Whew, that was long-winded. Either way, King Arthur is, at best, a decent strategy game firmly rooted in Arthurian legend and at its weakest, an RPG-lite title that does a fairly decent job of helping flesh out a tangible and enjoyable story. Now, before I start getting all sorts of e-mails about how there really was a King Arthur, let me clarify something right now. This game takes place in the fantastical land of King Arthur, with magic, the great sword Excalibur and our good friend Merlin the Magician.

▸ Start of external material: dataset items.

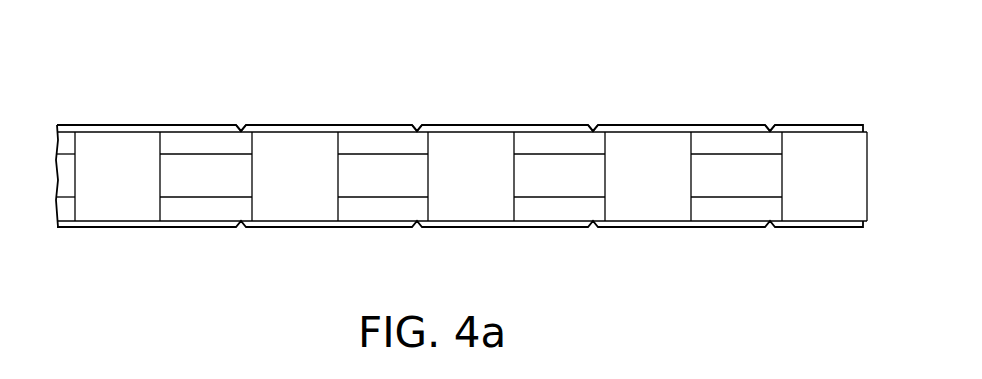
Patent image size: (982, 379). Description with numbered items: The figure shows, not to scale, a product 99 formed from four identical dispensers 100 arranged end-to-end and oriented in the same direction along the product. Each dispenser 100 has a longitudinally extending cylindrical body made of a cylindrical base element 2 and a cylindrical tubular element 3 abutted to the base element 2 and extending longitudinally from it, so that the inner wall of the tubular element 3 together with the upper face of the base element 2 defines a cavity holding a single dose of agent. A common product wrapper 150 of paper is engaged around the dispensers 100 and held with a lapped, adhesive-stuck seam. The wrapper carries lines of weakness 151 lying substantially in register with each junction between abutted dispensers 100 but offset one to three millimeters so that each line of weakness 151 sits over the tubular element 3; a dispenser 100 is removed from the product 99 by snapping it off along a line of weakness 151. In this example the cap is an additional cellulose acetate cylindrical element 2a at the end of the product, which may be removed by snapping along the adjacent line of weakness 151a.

The base element 2 is at (117, 138).
The cellulose acetate cylindrical element 2a is at (825, 134).
The tubular element 3 is at (192, 138).
The product 99 is at (503, 91).
The dispenser 100 is at (252, 242).
The common product wrapper 150 is at (333, 125).
The line of weakness 151 is at (238, 116).
The line of weakness 151a is at (768, 116).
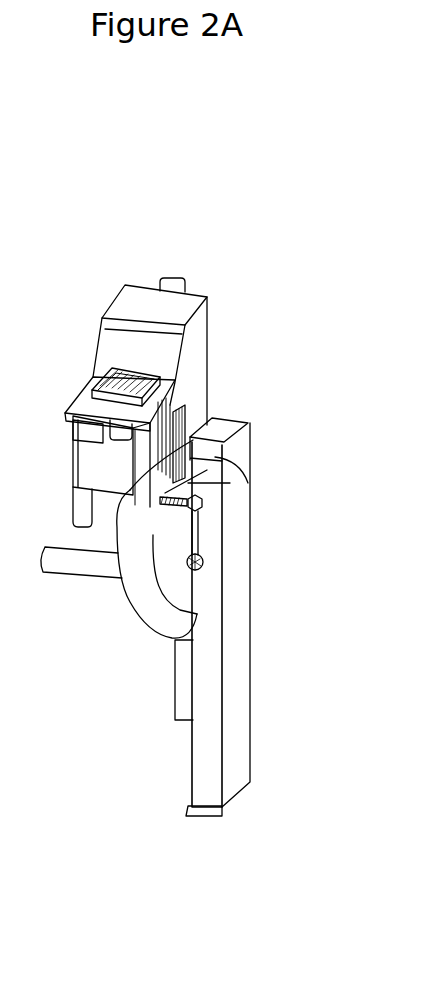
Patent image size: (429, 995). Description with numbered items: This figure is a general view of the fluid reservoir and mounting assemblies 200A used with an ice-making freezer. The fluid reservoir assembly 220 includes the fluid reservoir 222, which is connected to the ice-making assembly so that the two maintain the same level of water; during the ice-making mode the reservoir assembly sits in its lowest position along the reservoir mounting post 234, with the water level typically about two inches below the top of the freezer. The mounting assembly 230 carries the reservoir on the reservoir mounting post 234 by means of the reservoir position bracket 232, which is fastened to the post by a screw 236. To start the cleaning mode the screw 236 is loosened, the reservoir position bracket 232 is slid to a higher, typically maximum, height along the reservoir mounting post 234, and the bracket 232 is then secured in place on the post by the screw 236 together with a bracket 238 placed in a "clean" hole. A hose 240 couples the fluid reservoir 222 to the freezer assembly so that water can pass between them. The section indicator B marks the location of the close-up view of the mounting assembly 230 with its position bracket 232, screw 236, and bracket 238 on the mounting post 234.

The fluid reservoir and mounting assemblies 200A is at (281, 149).
The fluid reservoir assembly 220 is at (232, 263).
The fluid reservoir 222 is at (208, 345).
The mounting assembly 230 is at (260, 782).
The reservoir position bracket 232 is at (228, 600).
The reservoir mounting post 234 is at (250, 690).
The screw 236 is at (190, 499).
The bracket 238 is at (202, 537).
The hose 240 is at (112, 580).
The section line B is at (265, 508).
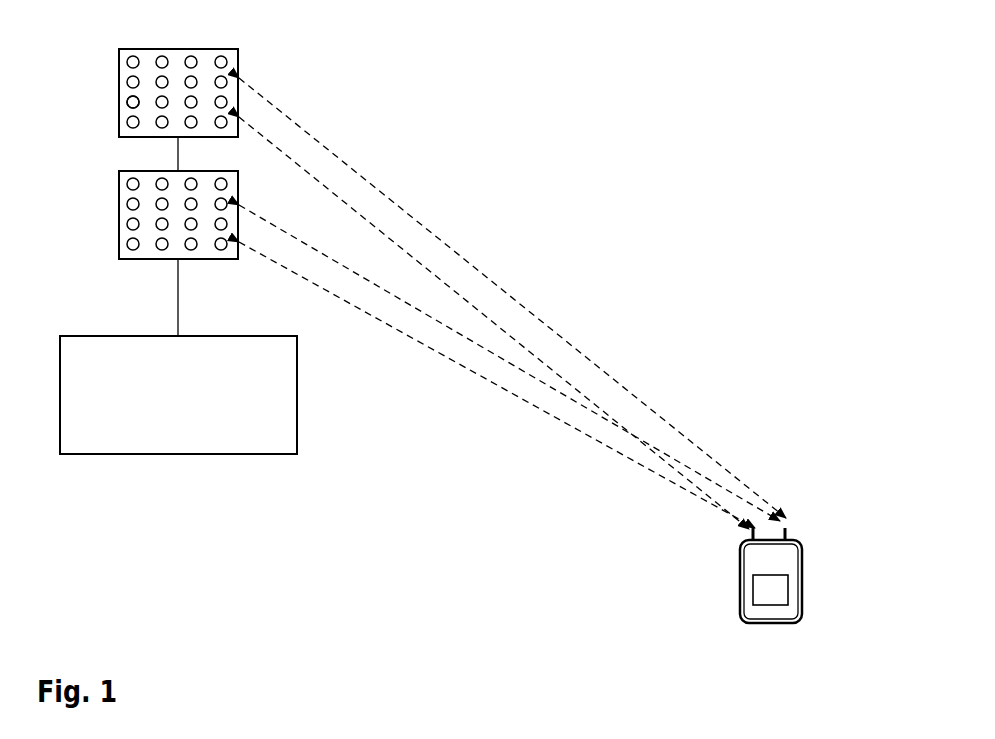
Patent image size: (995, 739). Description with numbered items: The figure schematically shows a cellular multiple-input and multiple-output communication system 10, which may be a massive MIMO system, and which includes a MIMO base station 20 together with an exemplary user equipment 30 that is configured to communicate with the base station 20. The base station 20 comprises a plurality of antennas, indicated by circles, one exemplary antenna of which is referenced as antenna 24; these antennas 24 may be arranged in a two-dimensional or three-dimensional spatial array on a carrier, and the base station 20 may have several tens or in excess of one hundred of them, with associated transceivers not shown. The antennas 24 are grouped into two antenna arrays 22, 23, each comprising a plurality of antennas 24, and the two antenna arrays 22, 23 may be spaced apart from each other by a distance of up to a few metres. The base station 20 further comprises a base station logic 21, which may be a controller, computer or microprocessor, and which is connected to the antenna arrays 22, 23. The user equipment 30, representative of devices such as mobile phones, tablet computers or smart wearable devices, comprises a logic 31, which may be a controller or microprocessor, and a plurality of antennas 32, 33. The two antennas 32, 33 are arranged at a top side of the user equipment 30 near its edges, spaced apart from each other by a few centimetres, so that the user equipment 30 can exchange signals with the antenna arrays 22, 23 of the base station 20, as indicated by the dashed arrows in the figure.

The communication system 10 is at (725, 122).
The MIMO base station 20 is at (302, 63).
The base station logic 21 is at (297, 454).
The antenna array 22 is at (114, 260).
The antenna array 23 is at (115, 53).
The antenna 24 is at (128, 102).
The user equipment 30 is at (767, 587).
The logic 31 is at (790, 597).
The antenna 32 is at (750, 535).
The antenna 33 is at (789, 533).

As the story goes, Arthur is merely a provincial king and the other lands of Britain are ruled by others like him. In order to unite the lands and become the one true King (Tolkein anyone?), you will need to systematically take over the other provinces through might, magic and lots of cunning and strategy. In order to unite all the lands you need to be very, very careful. Since this is a strategy/RPG, decisions and choices made at one point in the game will cause ripple effects hours down the road. Do you choose to help out another King who is being attacked, or do you go the other way and let him fight on his own? Either decision in this title will lead to speed bumps down the road; how big those bumps are depends on how good a decision maker you can be.
Now, the game is really long, and Neocore has done an admirable job of keeping things updated and fresh with patches and additional content. But right out of the gate you had better be a serious, serious strategy gamer. This title has a very steep learning curve and you will find yourself neck deep in the mud faster than you can anticipate. Of the thousands of games I have played in my years, this is one of the top 10 "hit-the-ground-running" type games where you have got to be on your toes.

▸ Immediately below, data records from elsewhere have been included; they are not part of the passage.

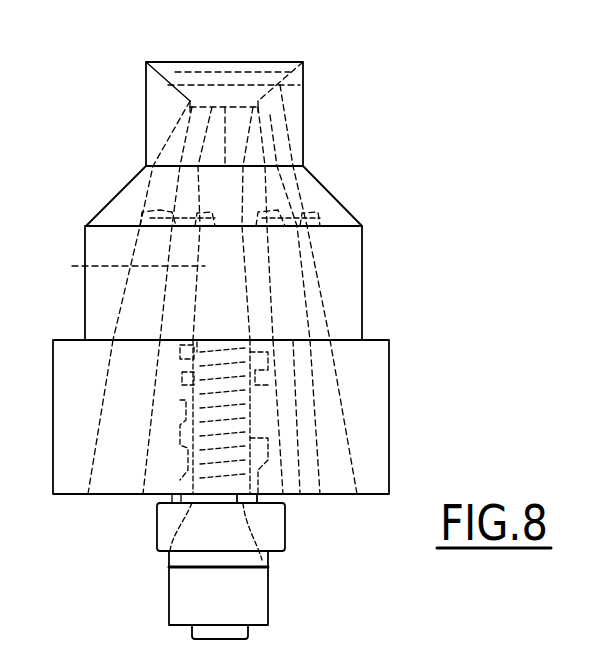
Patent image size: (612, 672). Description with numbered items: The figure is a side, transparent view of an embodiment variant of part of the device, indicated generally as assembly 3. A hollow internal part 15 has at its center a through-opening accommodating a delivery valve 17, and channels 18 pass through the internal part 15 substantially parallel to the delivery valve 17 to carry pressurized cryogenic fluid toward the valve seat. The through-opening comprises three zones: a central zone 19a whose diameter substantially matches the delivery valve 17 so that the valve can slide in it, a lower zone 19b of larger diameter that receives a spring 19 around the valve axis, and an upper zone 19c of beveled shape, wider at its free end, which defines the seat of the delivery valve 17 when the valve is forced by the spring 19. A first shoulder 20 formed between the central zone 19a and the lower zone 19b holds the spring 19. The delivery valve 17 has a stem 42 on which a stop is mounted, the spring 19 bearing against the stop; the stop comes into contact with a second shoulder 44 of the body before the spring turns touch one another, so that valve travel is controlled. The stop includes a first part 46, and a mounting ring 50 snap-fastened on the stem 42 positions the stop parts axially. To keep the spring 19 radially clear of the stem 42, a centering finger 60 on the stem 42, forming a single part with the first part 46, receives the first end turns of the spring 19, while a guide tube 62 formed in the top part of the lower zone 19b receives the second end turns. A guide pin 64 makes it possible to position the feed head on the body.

The magnet assembly 3 is at (430, 398).
The internal part 15 is at (362, 295).
The delivery valve 17 is at (232, 210).
The channels 18 is at (345, 458).
The spring 19 is at (187, 397).
The central zone 19a is at (265, 290).
The lower zone 19b is at (275, 425).
The upper zone 19c is at (300, 86).
The first shoulder 20 is at (185, 336).
The stem 42 is at (121, 267).
The second shoulder 44 is at (300, 532).
The first part 46 is at (191, 506).
The mounting ring 50 is at (260, 607).
The centering finger 60 is at (182, 468).
The guide tube 62 is at (104, 365).
The guide pin 64 is at (258, 565).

From a player standpoint, the game does have a good look to it. The lands you travel and ultimately do battle on are not flat, boring countrysides. In fact, the areas in which war is waged is ripe with hills, impassable rocks, trees and all sorts of buildings. These things are important as you will find troops waiting in ambush (hidden by the terrain) as you run down a small lot of enemy soldiers. Having a good sense of strategy and a keen eye for detail will certainly help you as you attempt to unify the land. You can zoom in and out and take a bird's-eye view of the area while things move in real-time. Fast thinking is required, since while you are preparing for the enemy and separating archers from foot soldiers, you run the risk of being throttled by an overly aggressive horde. The level of detail of the characters is diminished when you get close to them, but from a controlling standpoint, you can see a lot of characters from a pulled back view of the land. It's fuzzy logic if you think about it, but it works.

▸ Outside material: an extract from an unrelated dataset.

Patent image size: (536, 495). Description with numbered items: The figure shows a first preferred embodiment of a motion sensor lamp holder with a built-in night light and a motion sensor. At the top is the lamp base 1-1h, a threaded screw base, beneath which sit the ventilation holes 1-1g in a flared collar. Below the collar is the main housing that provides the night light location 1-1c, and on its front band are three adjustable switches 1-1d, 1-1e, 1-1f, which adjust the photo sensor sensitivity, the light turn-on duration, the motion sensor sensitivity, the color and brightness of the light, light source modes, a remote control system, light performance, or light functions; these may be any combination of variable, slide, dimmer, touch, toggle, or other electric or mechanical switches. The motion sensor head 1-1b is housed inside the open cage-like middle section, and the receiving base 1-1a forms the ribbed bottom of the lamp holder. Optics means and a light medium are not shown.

The control bar on the bottom of the screen works, effectively telling you how strong each class of soldier you have. Archers, while weaker in endurance, can be placed in positions where their range is most beneficial. Full-blown knights will take on several soldiers and win with their magical abilities. It's all in how you want to put the action together, and that is what I liked about the title.
Sound can be somewhat distracting in strategy games, but here it does help motivate and move things along. The game has a massive score that has a theme to it rather than the typical hard-charging rock so many titles have nowadays. In fact, I should note that some of the action sound effects aren't even audible unless you zoom in down close to soldiers fighting, which was a pretty cool idea. I know it has been used before, but for some reason it seemed tighter and more effective with different characters types carrying different armaments.
The single-player campaign is huge. I have addressed this already, but Neocore was also smart enough to actually put in a multiplayer mode that does not disappoint. Playing against other players in highly strategic battles can seem frustrating at first since the chances of you being in a clearly one-sided battle are good, but there has been some patches to help alleviate such problems. I think the dev team has done an admirable job of reigning in the wildness of it all.
You would be hard pressed to find anything like this in recent memory. You will blow it on more than one occasion and you will need to fix those monumental blunders you didn't realize you made FOUR HOURS EARLIER. However, if you are playing this title to begin with, you will enjoy yourself.